Data Structures Using C: 9.3.7 Hashing Overview

9.3.7 Hashing Overview

Let us review the advantages and disadvantages of hashing. First, note that some estimate is needed in advance for the maximum number of entries to be stored in a hash table, since its size must be declared. This is important; too high an estimate wastes space, and too low an estimate means a large usage ratio and poorer performance. Second, the hash function must be carefully chosen so that it can be computed quickly and generates relatively few collisions.

The main characteristic of hashing is its excellent average search, insertion, and deletion time. However, when deletions are frequent, care is required in deciding which collision resolution policy to use. The major disadvantages of hashing are the possibility of large worst-case times and the lack of support for traversal through the records in sorted order. Also, the only information obtained from an unsuccessful search is that the record isn't in the table. In the data structure considered next, more information may be obtained.

Choosing the appropriate hashing technique involves consideration of time and storage as well as the relative frequency with which successful searches, unsuccessful searches, and deletions will occur. However, some generalizations can be made.

Using open addressing to resolve collisions can be quite efficient for moderate usage ratios. Although the average times for successful searches depend on whether simple linear probing or more complex probing such as double hashing is used, the differences are small. These differences are more significant for unsuccessful searches, so more complex probing is desirable when they will occur frequently. Ordered hash tables can significantly reduce the search times in this case. For larger usage ratios the chaining methods have superior search times.

With open addressing, when deletions are frequent, the table can actually be storing relatively few entries, with many table positions simply marking deleted entries.
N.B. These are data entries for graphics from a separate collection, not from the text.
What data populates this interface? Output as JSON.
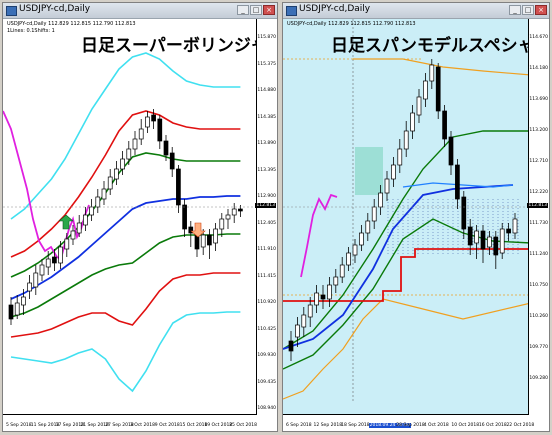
{
  "left": {
    "window_title": "USDJPY-cd,Daily",
    "symbol_info": "USDJPY-cd,Daily  112.829 112.815 112.790 112.813",
    "indicator_info": "1Lines: 0.1Shifts: 1",
    "overlay_title": "日足スーパーボリンジャー",
    "price_tag": "112.813",
    "y_labels": [
      "115.870",
      "115.375",
      "114.880",
      "114.385",
      "113.890",
      "113.395",
      "112.900",
      "112.405",
      "111.910",
      "111.415",
      "110.920",
      "110.425",
      "109.930",
      "109.435",
      "108.940"
    ],
    "x_labels": [
      "5 Sep 2018",
      "11 Sep 2018",
      "17 Sep 2018",
      "21 Sep 2018",
      "27 Sep 2018",
      "3 Oct 2018",
      "9 Oct 2018",
      "15 Oct 2018",
      "19 Oct 2018",
      "25 Oct 2018"
    ]
  },
  "right": {
    "window_title": "USDJPY-cd,Daily",
    "symbol_info": "USDJPY-cd,Daily  112.829 112.815 112.790 112.813",
    "overlay_title": "日足スパンモデルスペシャル",
    "price_tag": "112.813",
    "y_labels": [
      "114.670",
      "114.180",
      "113.690",
      "113.200",
      "112.710",
      "112.220",
      "111.730",
      "111.240",
      "110.750",
      "110.260",
      "109.770",
      "109.280"
    ],
    "x_labels": [
      "6 Sep 2018",
      "12 Sep 2018",
      "18 Sep 2018",
      "24 Sep 2018",
      "28 Sep 2018",
      "4 Oct 2018",
      "10 Oct 2018",
      "16 Oct 2018",
      "22 Oct 2018"
    ],
    "x_highlight_index": 3,
    "x_highlight_label": "2018.09.24 00:00"
  },
  "colors": {
    "cyan": "#40e0f0",
    "red": "#e01010",
    "green": "#0a7a0a",
    "blue": "#1030e0",
    "magenta": "#e020e0",
    "orange": "#f0a020",
    "candle_up": "#ffffff",
    "candle_down": "#000000"
  }
}
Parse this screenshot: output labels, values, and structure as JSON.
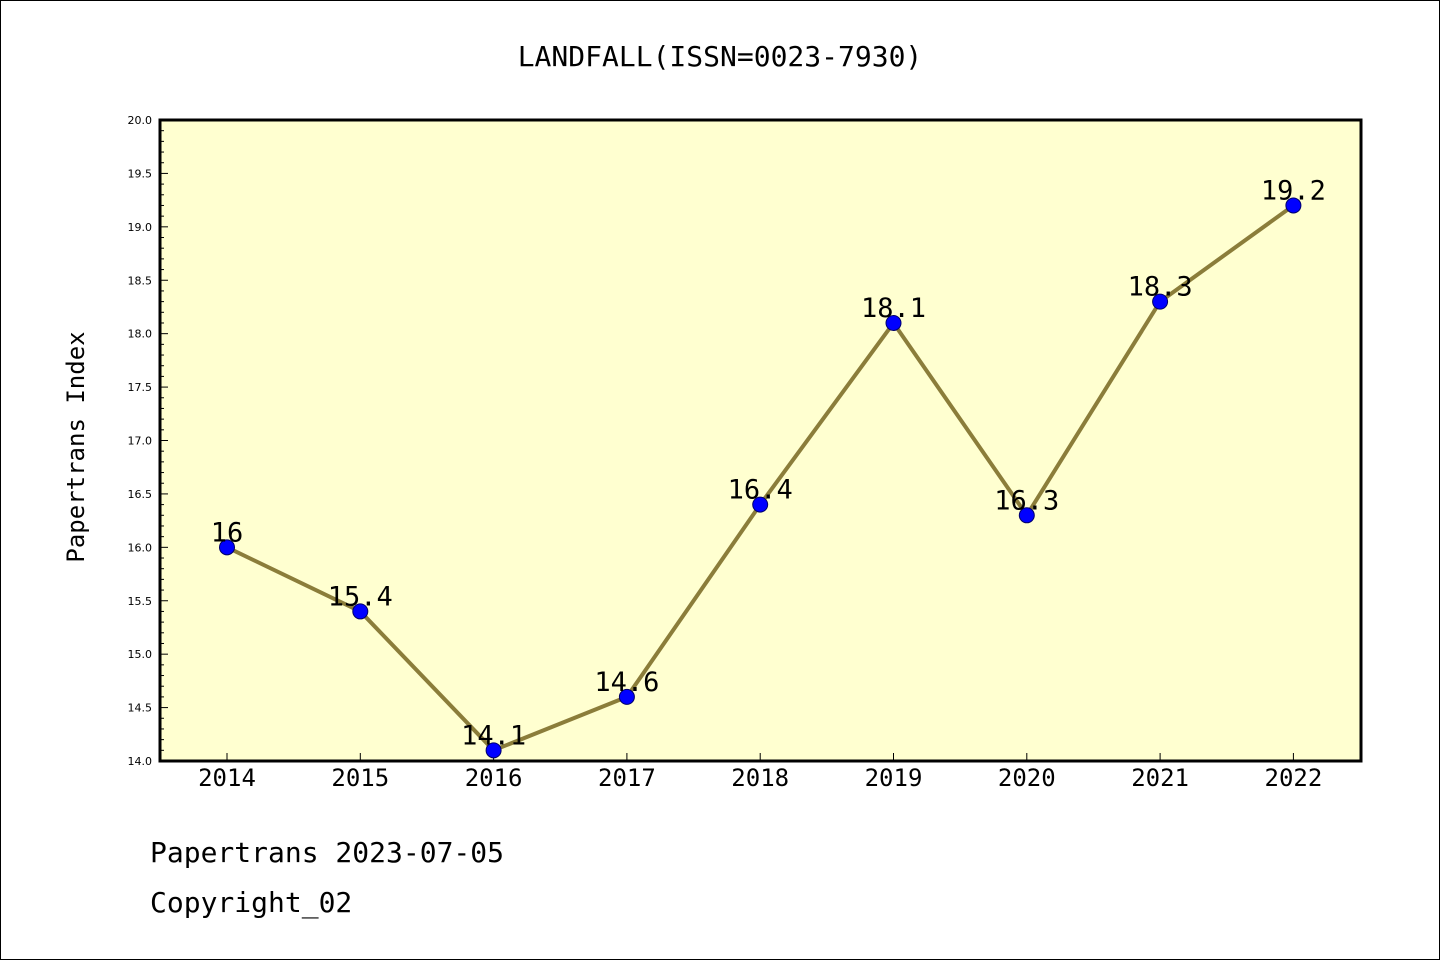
{
  "chart_data": {
    "type": "line",
    "title": "LANDFALL(ISSN=0023-7930)",
    "xlabel": "",
    "ylabel": "Papertrans Index",
    "categories": [
      "2014",
      "2015",
      "2016",
      "2017",
      "2018",
      "2019",
      "2020",
      "2021",
      "2022"
    ],
    "series": [
      {
        "values": [
          16,
          15.4,
          14.1,
          14.6,
          16.4,
          18.1,
          16.3,
          18.3,
          19.2
        ],
        "data_labels": [
          "16",
          "15.4",
          "14.1",
          "14.6",
          "16.4",
          "18.1",
          "16.3",
          "18.3",
          "19.2"
        ]
      }
    ],
    "ylim": [
      14.0,
      20.0
    ],
    "yticks": [
      "14.0",
      "14.5",
      "15.0",
      "15.5",
      "16.0",
      "16.5",
      "17.0",
      "17.5",
      "18.0",
      "18.5",
      "19.0",
      "19.5",
      "20.0"
    ],
    "grid": false,
    "colors": {
      "line": "#8b7d3a",
      "marker": "#0000ff",
      "plot_background": "#ffffd0"
    }
  },
  "footer": {
    "line1": "Papertrans 2023-07-05",
    "line2": "Copyright_02"
  }
}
Thus the table performance is governed by a usage ratio that does not reflect the actual, much smaller, number of positions used to store records. Separate chaining uses storage more efficiently in this case, and deletion is easy. Separate chaining also has better average time behavior than the other methods.

When records are small, the links required by chaining take significant extra storage compared to open addressing, whereas the opposite is true when records are large. When record size is moderate, the extra storage for links using separate chaining must be weighed against the reduced usage ratio that could be obtained if this storage were used in open addressing.